ZONES D'OMBRE ET PREMIER ÉCHEC
Sa carrière, ensuite, démarre en flèche. Après le secrétariat départemental du parti en 2014, à 19 ans, il devient de février à juin 2015, assistant du député européen FN Jean-François Jalkh. Ces cinq mois d'activité politique, il n'en parle pas. Est-ce à cause des propos négationnistes tenus par l'eurodéputé sur les chambres à gaz?
"Jordan Bardella n'a jamais fait et ne fait jamais d'erreur", défend auprès de BMFTV.com une de ses collaboratrices. La ligne disgracieuse est gommée du CV impeccable du jeune premier.
2015: il est élu pour la première fois. Tête de liste du Front national en Seine-Saint-Denis pour les élections régionales, il fait une campagne réussie où il s'occupe, selon ses mots, de "déconstruire le mythe qui oppose front national et banlieue".

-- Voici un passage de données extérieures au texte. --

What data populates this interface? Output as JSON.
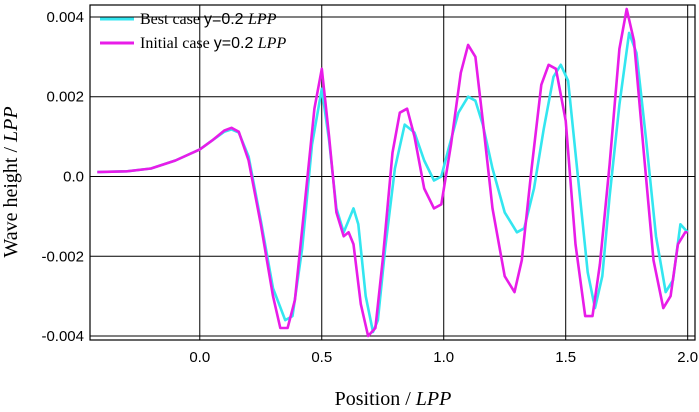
{
  "chart_data": {
    "type": "line",
    "xlabel_text": "Position / ",
    "xlabel_italic": "LPP",
    "ylabel_text": "Wave height / ",
    "ylabel_italic": "LPP",
    "xlim": [
      -0.45,
      2.03
    ],
    "ylim": [
      -0.0041,
      0.0043
    ],
    "grid": true,
    "legend_position": "top-left",
    "x_ticks": [
      {
        "value": 0.0,
        "label": "0.0"
      },
      {
        "value": 0.5,
        "label": "0.5"
      },
      {
        "value": 1.0,
        "label": "1.0"
      },
      {
        "value": 1.5,
        "label": "1.5"
      },
      {
        "value": 2.0,
        "label": "2.0"
      }
    ],
    "y_ticks": [
      {
        "value": 0.004,
        "label": "0.004"
      },
      {
        "value": 0.002,
        "label": "0.002"
      },
      {
        "value": 0.0,
        "label": "0.0"
      },
      {
        "value": -0.002,
        "label": "-0.002"
      },
      {
        "value": -0.004,
        "label": "-0.004"
      }
    ],
    "series": [
      {
        "name": "Best case",
        "legend_prefix": "Best case ",
        "legend_mid": "y=0.2 ",
        "legend_italic": "LPP",
        "color": "#33e6f0",
        "x": [
          -0.42,
          -0.3,
          -0.2,
          -0.1,
          0.0,
          0.05,
          0.1,
          0.13,
          0.16,
          0.2,
          0.25,
          0.3,
          0.35,
          0.38,
          0.42,
          0.46,
          0.5,
          0.53,
          0.56,
          0.59,
          0.61,
          0.63,
          0.65,
          0.68,
          0.71,
          0.73,
          0.76,
          0.8,
          0.84,
          0.88,
          0.92,
          0.96,
          0.99,
          1.02,
          1.06,
          1.1,
          1.13,
          1.16,
          1.2,
          1.25,
          1.3,
          1.33,
          1.37,
          1.41,
          1.45,
          1.48,
          1.51,
          1.55,
          1.59,
          1.62,
          1.65,
          1.68,
          1.72,
          1.76,
          1.79,
          1.83,
          1.87,
          1.91,
          1.94,
          1.97,
          2.0
        ],
        "y": [
          0.00011,
          0.00013,
          0.0002,
          0.0004,
          0.00068,
          0.0009,
          0.00112,
          0.00118,
          0.0011,
          0.0005,
          -0.0011,
          -0.0028,
          -0.0036,
          -0.0035,
          -0.0018,
          0.0008,
          0.0022,
          0.0009,
          -0.0008,
          -0.0014,
          -0.0011,
          -0.0008,
          -0.0012,
          -0.003,
          -0.0039,
          -0.0036,
          -0.0018,
          0.0002,
          0.0013,
          0.0011,
          0.0004,
          -0.0001,
          0.0,
          0.0007,
          0.0016,
          0.002,
          0.0019,
          0.0013,
          0.0002,
          -0.0009,
          -0.0014,
          -0.0013,
          -0.0003,
          0.0012,
          0.0025,
          0.0028,
          0.0024,
          0.0,
          -0.0024,
          -0.0033,
          -0.0025,
          -0.0005,
          0.0018,
          0.0036,
          0.0031,
          0.0009,
          -0.0015,
          -0.0029,
          -0.0026,
          -0.0012,
          -0.0014
        ]
      },
      {
        "name": "Initial case",
        "legend_prefix": "Initial case ",
        "legend_mid": "y=0.2 ",
        "legend_italic": "LPP",
        "color": "#e81ce8",
        "x": [
          -0.42,
          -0.3,
          -0.2,
          -0.1,
          0.0,
          0.05,
          0.1,
          0.13,
          0.16,
          0.2,
          0.25,
          0.3,
          0.33,
          0.36,
          0.39,
          0.43,
          0.47,
          0.5,
          0.53,
          0.56,
          0.59,
          0.61,
          0.63,
          0.66,
          0.69,
          0.72,
          0.75,
          0.79,
          0.82,
          0.85,
          0.88,
          0.92,
          0.96,
          0.99,
          1.03,
          1.07,
          1.1,
          1.13,
          1.16,
          1.2,
          1.25,
          1.29,
          1.32,
          1.36,
          1.4,
          1.43,
          1.46,
          1.5,
          1.54,
          1.58,
          1.61,
          1.64,
          1.68,
          1.72,
          1.75,
          1.78,
          1.82,
          1.86,
          1.9,
          1.93,
          1.96,
          1.99,
          2.0
        ],
        "y": [
          0.00011,
          0.00013,
          0.0002,
          0.0004,
          0.00068,
          0.0009,
          0.00115,
          0.00122,
          0.00112,
          0.0004,
          -0.0012,
          -0.003,
          -0.0038,
          -0.0038,
          -0.0031,
          -0.0007,
          0.0017,
          0.0027,
          0.001,
          -0.0009,
          -0.0015,
          -0.0014,
          -0.0017,
          -0.0032,
          -0.004,
          -0.0038,
          -0.0021,
          0.0006,
          0.0016,
          0.0017,
          0.001,
          -0.0003,
          -0.0008,
          -0.0007,
          0.0008,
          0.0026,
          0.0033,
          0.003,
          0.0014,
          -0.0008,
          -0.0025,
          -0.0029,
          -0.0021,
          0.0002,
          0.0023,
          0.0028,
          0.0027,
          0.0014,
          -0.0017,
          -0.0035,
          -0.0035,
          -0.0022,
          0.0003,
          0.0032,
          0.0042,
          0.0034,
          0.0006,
          -0.0021,
          -0.0033,
          -0.003,
          -0.0017,
          -0.0014,
          -0.0014
        ]
      }
    ]
  }
}
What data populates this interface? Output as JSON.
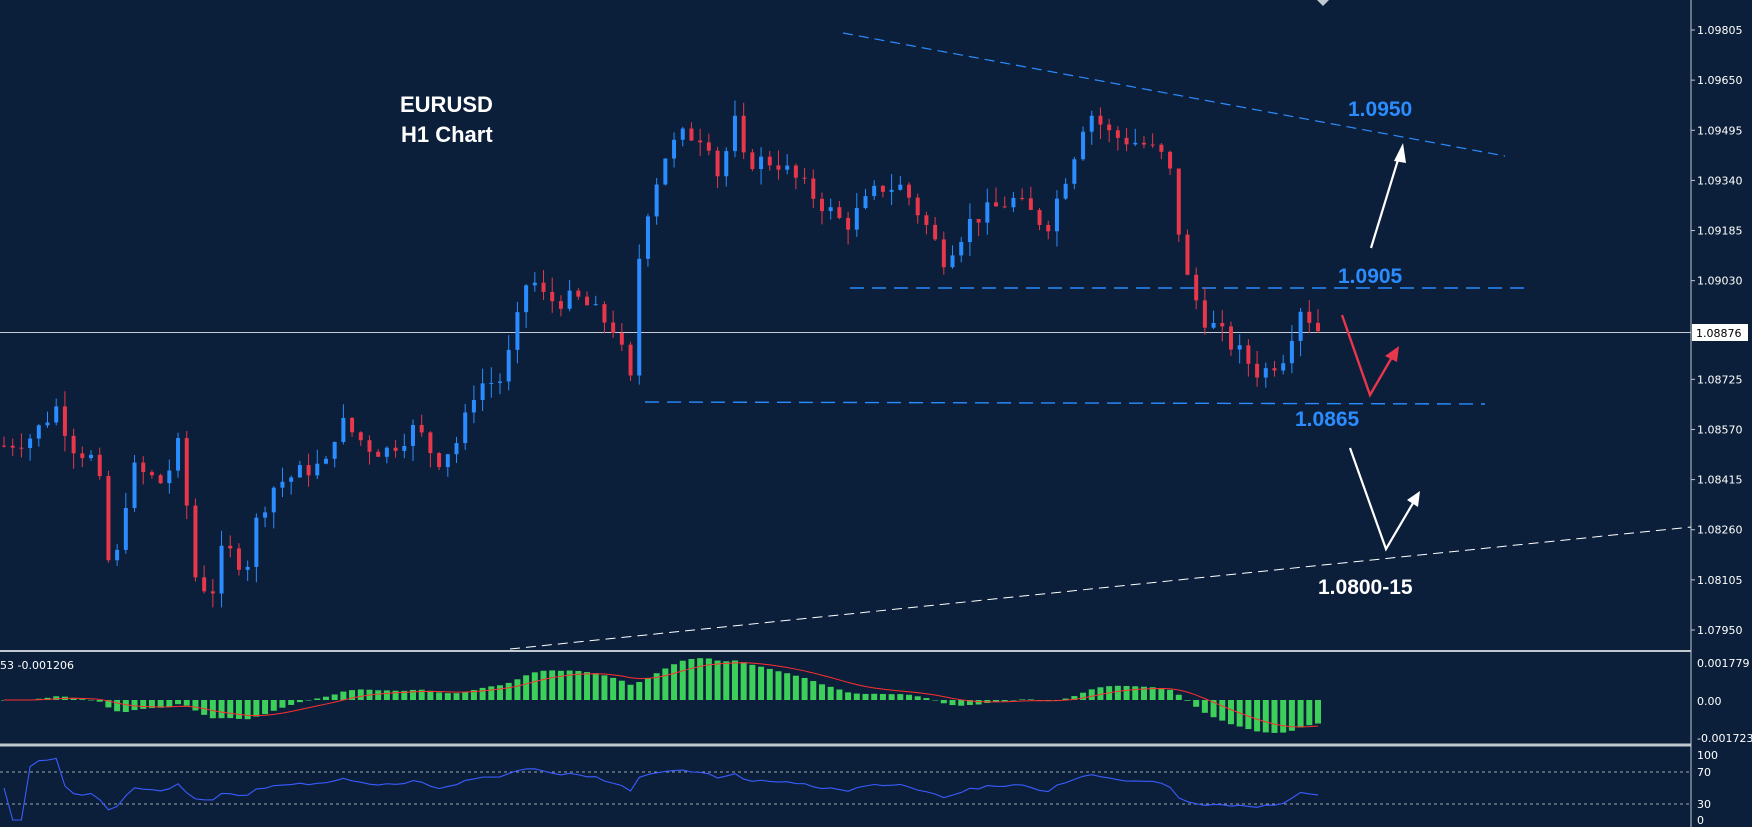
{
  "chart_data": [
    {
      "type": "candlestick",
      "title": "EURUSD",
      "subtitle": "H1 Chart",
      "ylim": [
        1.0787,
        1.099
      ],
      "price_ticks": [
        "1.09805",
        "1.09650",
        "1.09495",
        "1.09340",
        "1.09185",
        "1.09030",
        "1.08876",
        "1.08725",
        "1.08570",
        "1.08415",
        "1.08260",
        "1.08105",
        "1.07950"
      ],
      "current_price": "1.08876",
      "candle_count": 152,
      "path_points": [
        [
          0,
          1.0852
        ],
        [
          5,
          1.0855
        ],
        [
          9,
          1.0864
        ],
        [
          12,
          1.0852
        ],
        [
          16,
          1.0847
        ],
        [
          17,
          1.0835
        ],
        [
          18,
          1.0817
        ],
        [
          19,
          1.0811
        ],
        [
          22,
          1.0845
        ],
        [
          28,
          1.084
        ],
        [
          30,
          1.0854
        ],
        [
          32,
          1.083
        ],
        [
          33,
          1.0812
        ],
        [
          36,
          1.0806
        ],
        [
          38,
          1.082
        ],
        [
          40,
          1.0818
        ],
        [
          42,
          1.0814
        ],
        [
          44,
          1.083
        ],
        [
          47,
          1.084
        ],
        [
          53,
          1.0845
        ],
        [
          56,
          1.0846
        ],
        [
          58,
          1.086
        ],
        [
          63,
          1.0852
        ],
        [
          66,
          1.085
        ],
        [
          71,
          1.0857
        ],
        [
          73,
          1.0854
        ],
        [
          75,
          1.0847
        ],
        [
          79,
          1.0854
        ],
        [
          82,
          1.0871
        ],
        [
          86,
          1.0872
        ],
        [
          88,
          1.0882
        ],
        [
          91,
          1.0905
        ],
        [
          94,
          1.0897
        ],
        [
          100,
          1.0897
        ],
        [
          106,
          1.0888
        ],
        [
          109,
          1.087
        ],
        [
          110,
          1.0908
        ],
        [
          112,
          1.0928
        ],
        [
          115,
          1.0943
        ],
        [
          118,
          1.0948
        ],
        [
          122,
          1.0948
        ],
        [
          124,
          1.0935
        ],
        [
          125,
          1.0935
        ],
        [
          126,
          1.096
        ],
        [
          128,
          1.094
        ],
        [
          134,
          1.094
        ],
        [
          140,
          1.093
        ],
        [
          146,
          1.092
        ],
        [
          152,
          1.0932
        ],
        [
          156,
          1.0932
        ],
        [
          160,
          1.092
        ],
        [
          163,
          1.091
        ],
        [
          168,
          1.0922
        ],
        [
          175,
          1.0928
        ],
        [
          181,
          1.092
        ],
        [
          186,
          1.0944
        ],
        [
          188,
          1.0956
        ],
        [
          192,
          1.0948
        ],
        [
          198,
          1.0945
        ],
        [
          202,
          1.094
        ],
        [
          205,
          1.0905
        ],
        [
          208,
          1.0892
        ],
        [
          212,
          1.0885
        ],
        [
          218,
          1.0874
        ],
        [
          222,
          1.088
        ],
        [
          225,
          1.0895
        ],
        [
          228,
          1.0888
        ]
      ],
      "macd": {
        "value_text": "53 -0.001206",
        "scale": [
          "0.001779",
          "0.00",
          "-0.001723"
        ]
      },
      "rsi": {
        "scale": [
          "100",
          "70",
          "30",
          "0"
        ],
        "levels": [
          70,
          30
        ]
      },
      "levels": [
        {
          "label": "1.0950",
          "color": "#2a8cff"
        },
        {
          "label": "1.0905",
          "color": "#2a8cff"
        },
        {
          "label": "1.0865",
          "color": "#2a8cff"
        },
        {
          "label": "1.0800-15",
          "color": "#ffffff"
        }
      ],
      "colors": {
        "bull": "#2a8cff",
        "bear": "#e8364a",
        "background": "#0b1f3a",
        "macd_hist": "#3ccf5a",
        "macd_signal": "#ff3030",
        "rsi_line": "#3a5cff"
      }
    }
  ]
}
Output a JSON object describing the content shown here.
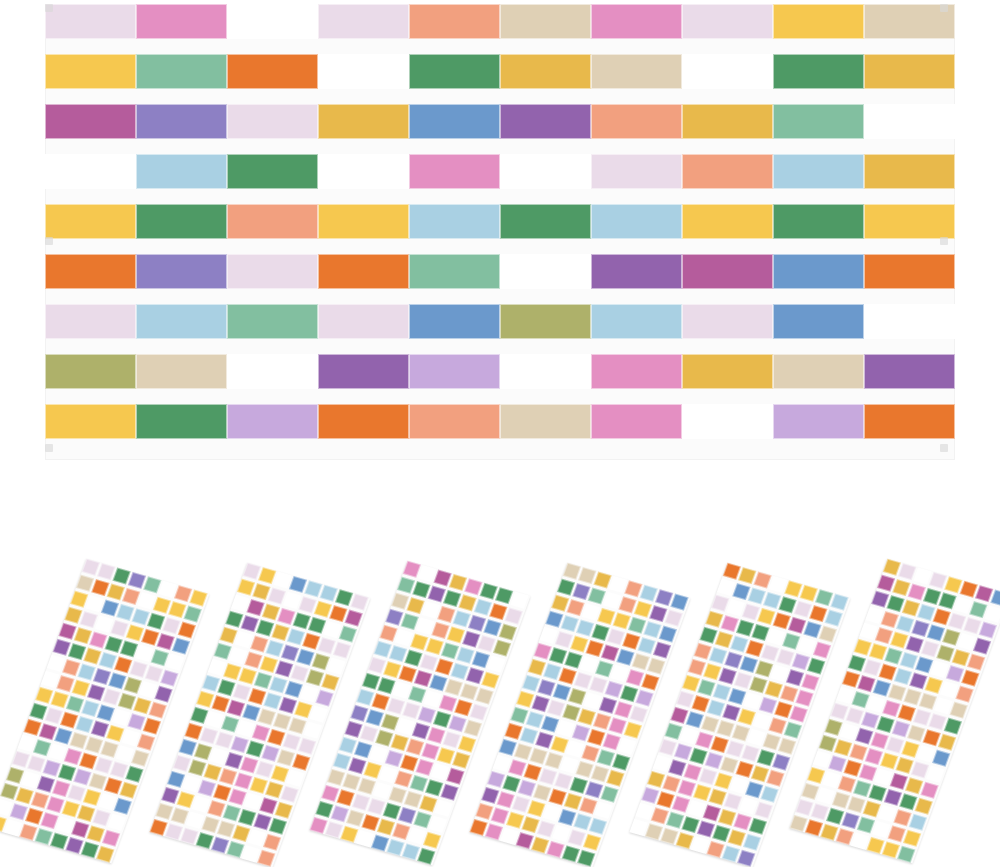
{
  "colors": {
    "background": "#ffffff",
    "lavender_pale": "#eadbe9",
    "pink": "#e48fc2",
    "peach": "#f2a07f",
    "sand": "#dfd0b5",
    "yellow": "#f6c84f",
    "mustard": "#e8b94b",
    "orange": "#e9772d",
    "mint": "#82bfa0",
    "green": "#4e9a65",
    "blue_pale": "#a9d0e3",
    "blue": "#6b99cc",
    "periwinkle": "#8d80c4",
    "purple": "#9263ad",
    "magenta": "#b55c9c",
    "olive": "#aeb16a",
    "lilac": "#c7a9dd",
    "white": "#ffffff"
  },
  "product_views": {
    "main_mat": "large-striped-placemat",
    "set_count": 6
  }
}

C'est Florian Philippot, en pleine popularité dans le parti à la flamme et protégé de Marine Le Pen qui rapidement s'occupe de le former. Avec son aide, il lance un des énièmes "collectifs patriotes" qui ont fleuri à cette époque de montée en respectabilité du FN qui cherche à s'implanter parmi les corporations. Naturellement, celui du jeune Jordan, s'appelle Collectif Banlieues patriotes.
En 2017, il fait partie de l'équipe de la campagne présidentielle de Marine Le Pen. Un débat d'entre-deux tours raté de la candidate plus tard, il s'essaie aux législatives et échoue.
BARDELLA REDEVIENT L'ENFANT DU 93
Jusqu'à cette date, Jordan Bardella ne revendique aucun passé ni aucune origine. De la Seine-Saint-Denis, point de mention. C'est en 2018 et en 2019 que le storytelling du gamin de banlieue s'écrit. Marine Le Pen le nomme d'abord porte-parole du parti et un an plus tard, (très) jeune tête de liste Rassemblement national aux élections européennes.
Un récit se créé. Des phrases comme "10 euros sur la table à la fin du mois”, la peur de “mourir pour une cigarette" commencent à sortir de la bouche du candidat. À cette époque, le RN assume de chercher des visages incarnés issus des banlieues, pour contrer l'influence du parti communiste et de La France insoumise dans les quartiers populaires.
"L'enfant du 93 qui n'a pas fini ses études et qui offre des scores record au Rassemblement national pour ces européennes... Ce storytelling, tout le monde l'a un peu gobé", constate auprès de BFMTV.com le politologue spécialisé de l'extrême droite, Jean-Yves Camus.